The criticism also hinges on the false assumption Spotify launched Joe. If anything, JRE launched Spotify’s podcasting ambitions, hence the price tag. Joe’s fanbase moved from YouTube, there is good reason to think they would follow him elsewhere.
Danger-Zone
The Open Letter says JRE’s guests, namely Dr. Robert Malone and Dr. Peter McCullough, have acted in a way that is “…medically and culturally dangerous.” Later on, that: “[m]ass-misinformation events of this scale have extraordinarily dangerous ramifications.” The implications are clear, there is a direct link between false views amplified on the JRE podcast and real-world harm.
In the 1990s, it was the religious right that said violence in video games would spill over into hell-bent teenagers roaming the streets, hijacking and murdering. Now it’s a new religion, a new campaign on a popular figure, but the same ideological bent for silence.
The accusations are also reminiscent of the letter written by trans activists to Netflix about Dave Chappelle’s latest stand up special: The Closer. The platform was called to “Acknowledge the harm and Netflix’s responsibility for this harm…” As we all know, the storm blew over – Chappelle is still selling out clubs.
Lost Shareholder Value
Other critics gleefully pointed to the loss in Spotify’s stock price, which they say was caused by Rogan’s COVID misdemeanors and the platform’s ineffectual response. I suppose their point is: Joe is a liability to be discarded before losses grow.
There are three serious flaws in this implication:
First, stocks rise and fall daily: technology stocks more than others because of wild enthusiasm, then despair, for their potential growth. About half of the drop was reversed within two days – does this negate the critics’ argument?
Secondly, the week critics came out against the JRE podcast was Spotify’s quarterly investor call, at which past results and future projections are announced. Stock prices are more tumultuous during this time – Meta (formerly Facebook) dropped about 25% around their call compared to Spotify’s 15% following February 2nd. It is possible the critics’ timing was not merely coincidental: if you make Spotify toxic enough to investors (who direct money for clients who care about reputation) then you can sink an otherwise seaworthy vessel by starving it of capital.
Third, the description of the loss is not quite accurate.

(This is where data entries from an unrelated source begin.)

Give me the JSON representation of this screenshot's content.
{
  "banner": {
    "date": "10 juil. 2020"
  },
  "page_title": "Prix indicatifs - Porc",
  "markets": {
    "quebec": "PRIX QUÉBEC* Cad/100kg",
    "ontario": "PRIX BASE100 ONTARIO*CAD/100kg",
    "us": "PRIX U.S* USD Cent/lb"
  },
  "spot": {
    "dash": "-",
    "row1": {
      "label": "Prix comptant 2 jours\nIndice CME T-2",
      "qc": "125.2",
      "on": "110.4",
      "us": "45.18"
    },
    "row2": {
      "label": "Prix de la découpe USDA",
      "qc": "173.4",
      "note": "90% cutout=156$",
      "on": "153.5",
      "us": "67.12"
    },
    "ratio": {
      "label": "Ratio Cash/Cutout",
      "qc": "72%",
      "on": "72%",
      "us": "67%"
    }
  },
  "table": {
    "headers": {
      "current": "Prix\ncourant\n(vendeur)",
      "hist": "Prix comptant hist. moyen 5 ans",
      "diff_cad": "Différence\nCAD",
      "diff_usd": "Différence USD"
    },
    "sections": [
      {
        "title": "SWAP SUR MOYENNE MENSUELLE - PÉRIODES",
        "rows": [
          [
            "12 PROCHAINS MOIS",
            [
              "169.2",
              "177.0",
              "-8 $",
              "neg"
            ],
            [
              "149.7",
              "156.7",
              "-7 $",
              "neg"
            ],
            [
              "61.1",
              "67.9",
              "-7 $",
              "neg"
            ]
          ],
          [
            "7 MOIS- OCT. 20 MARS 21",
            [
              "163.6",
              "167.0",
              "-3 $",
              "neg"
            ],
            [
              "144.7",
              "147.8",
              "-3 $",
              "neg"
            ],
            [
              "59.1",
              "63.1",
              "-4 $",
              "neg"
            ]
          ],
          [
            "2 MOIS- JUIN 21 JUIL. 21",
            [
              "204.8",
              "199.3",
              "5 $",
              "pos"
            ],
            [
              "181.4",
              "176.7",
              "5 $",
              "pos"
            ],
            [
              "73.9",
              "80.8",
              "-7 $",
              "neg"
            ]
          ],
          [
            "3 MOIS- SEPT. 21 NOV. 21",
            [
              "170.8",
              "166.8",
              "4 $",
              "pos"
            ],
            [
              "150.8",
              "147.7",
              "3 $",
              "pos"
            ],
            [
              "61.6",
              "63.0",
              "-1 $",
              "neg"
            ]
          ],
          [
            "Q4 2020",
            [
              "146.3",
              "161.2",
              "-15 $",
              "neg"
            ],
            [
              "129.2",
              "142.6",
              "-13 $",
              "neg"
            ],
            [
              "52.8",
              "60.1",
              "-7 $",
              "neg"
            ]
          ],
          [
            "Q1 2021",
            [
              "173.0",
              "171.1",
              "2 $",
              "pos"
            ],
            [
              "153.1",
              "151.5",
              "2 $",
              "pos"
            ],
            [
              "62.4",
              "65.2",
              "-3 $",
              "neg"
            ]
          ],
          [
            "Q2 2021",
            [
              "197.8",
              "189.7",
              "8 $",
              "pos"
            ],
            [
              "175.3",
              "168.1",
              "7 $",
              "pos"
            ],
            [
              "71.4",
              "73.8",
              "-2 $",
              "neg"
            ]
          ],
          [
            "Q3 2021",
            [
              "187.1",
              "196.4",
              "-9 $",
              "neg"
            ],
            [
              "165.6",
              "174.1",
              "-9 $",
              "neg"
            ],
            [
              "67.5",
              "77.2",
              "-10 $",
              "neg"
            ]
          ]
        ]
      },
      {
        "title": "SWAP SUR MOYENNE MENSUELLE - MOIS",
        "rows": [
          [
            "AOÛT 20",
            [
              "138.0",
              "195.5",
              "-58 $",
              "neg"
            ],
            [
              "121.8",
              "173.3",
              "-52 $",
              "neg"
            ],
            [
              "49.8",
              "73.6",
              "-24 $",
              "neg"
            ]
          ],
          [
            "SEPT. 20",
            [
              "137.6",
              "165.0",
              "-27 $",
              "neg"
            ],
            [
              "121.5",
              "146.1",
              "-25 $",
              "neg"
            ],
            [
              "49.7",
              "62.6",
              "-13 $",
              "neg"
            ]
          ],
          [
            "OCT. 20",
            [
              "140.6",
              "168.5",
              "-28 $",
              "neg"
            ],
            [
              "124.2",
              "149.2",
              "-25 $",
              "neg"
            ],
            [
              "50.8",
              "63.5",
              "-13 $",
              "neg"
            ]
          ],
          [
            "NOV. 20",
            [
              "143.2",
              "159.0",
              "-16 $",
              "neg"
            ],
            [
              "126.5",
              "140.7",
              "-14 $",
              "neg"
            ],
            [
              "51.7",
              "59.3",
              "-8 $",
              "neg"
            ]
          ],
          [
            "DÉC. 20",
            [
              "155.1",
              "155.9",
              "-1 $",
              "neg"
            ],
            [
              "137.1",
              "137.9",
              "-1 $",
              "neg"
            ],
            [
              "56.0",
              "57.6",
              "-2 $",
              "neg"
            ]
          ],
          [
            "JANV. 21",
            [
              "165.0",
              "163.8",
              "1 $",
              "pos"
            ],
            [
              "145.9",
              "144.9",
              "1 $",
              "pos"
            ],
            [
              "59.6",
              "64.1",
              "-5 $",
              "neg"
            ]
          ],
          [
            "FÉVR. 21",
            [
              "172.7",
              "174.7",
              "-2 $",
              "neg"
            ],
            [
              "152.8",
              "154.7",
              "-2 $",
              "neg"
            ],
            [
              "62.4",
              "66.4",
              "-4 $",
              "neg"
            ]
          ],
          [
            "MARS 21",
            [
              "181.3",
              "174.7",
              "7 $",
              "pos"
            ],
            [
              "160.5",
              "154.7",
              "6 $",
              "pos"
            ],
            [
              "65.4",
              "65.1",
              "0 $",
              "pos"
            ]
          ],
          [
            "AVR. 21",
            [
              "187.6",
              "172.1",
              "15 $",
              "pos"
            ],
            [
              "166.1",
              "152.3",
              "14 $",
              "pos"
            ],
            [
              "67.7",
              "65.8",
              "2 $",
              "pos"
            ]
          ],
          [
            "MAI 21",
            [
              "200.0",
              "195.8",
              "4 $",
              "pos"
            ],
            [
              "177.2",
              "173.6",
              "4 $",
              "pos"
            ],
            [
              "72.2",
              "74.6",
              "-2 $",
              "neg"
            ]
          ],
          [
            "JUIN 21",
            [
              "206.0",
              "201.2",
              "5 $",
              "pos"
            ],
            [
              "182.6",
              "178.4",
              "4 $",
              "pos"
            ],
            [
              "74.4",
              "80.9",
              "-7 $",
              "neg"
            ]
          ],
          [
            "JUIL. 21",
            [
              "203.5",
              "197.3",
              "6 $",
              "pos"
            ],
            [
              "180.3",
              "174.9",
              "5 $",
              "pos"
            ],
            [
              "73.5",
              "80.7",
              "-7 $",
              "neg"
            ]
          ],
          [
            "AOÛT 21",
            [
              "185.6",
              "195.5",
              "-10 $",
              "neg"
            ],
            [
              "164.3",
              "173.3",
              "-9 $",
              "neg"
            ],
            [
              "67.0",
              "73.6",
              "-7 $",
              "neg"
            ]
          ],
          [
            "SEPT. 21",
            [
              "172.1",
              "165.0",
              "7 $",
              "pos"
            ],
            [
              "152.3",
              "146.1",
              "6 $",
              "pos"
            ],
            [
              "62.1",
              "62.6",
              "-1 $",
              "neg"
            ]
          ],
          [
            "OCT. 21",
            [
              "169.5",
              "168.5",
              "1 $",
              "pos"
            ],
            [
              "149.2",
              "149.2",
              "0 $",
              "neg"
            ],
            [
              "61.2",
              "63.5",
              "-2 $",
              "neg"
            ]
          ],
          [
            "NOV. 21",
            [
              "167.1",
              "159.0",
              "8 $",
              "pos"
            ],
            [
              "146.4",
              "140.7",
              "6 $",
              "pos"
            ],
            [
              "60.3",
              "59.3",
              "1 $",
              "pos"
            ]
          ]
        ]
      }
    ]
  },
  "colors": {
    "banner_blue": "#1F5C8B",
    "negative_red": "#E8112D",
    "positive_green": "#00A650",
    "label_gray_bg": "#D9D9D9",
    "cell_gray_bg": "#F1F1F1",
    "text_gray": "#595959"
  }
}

USD$ 4 billion in lost market share is nothing to sneeze at but there is a misunderstanding here between actual losses and temporary, unrealized losses. Spotify’s drop was the latter kind: a sudden drop in the price stockholders could quickly sell at. Reputable analysts of the stock reminded readers that Spotify has lost money (actual losses) in most quarters; what really spooked investors was the lower-than-expected growth in premium (paying) users. This is similar to the scare Meta experienced when they reported losing daily users for the first time this quarter.
Within days Neil Young’s catalogue was available on Amazon, an aspiring competitor to Spotify. There could be even more going on than meets the eye.
Wrap up
First it was the world’s leading comedian, now the most popular podcaster. Like Chappelle, Joe Rogan is likely to weather the storm and come out bigger than ever – any press really is good press in the podcasting world.
Even if I’m horribly wrong, the worst-case scenario (for Joe) is that Spotify cancels his contract and boots him off the platform. What then? Do tens of million of listeners just click on the next recommendation with glazed-over eyes and a shrug of the shoulders? No, of course not. This happens:
Joe starts up elsewhere (or makes his own platform).
Everyone who wants to listen to the best long-form conversations with the widest range of experts (and crack-pots) starts listening wherever Joe pops up.
Heads are scratched: “what went wrong?” Experts bang on about “the science” and facts, but the room is empty, the lights are off, and the only response is an echo.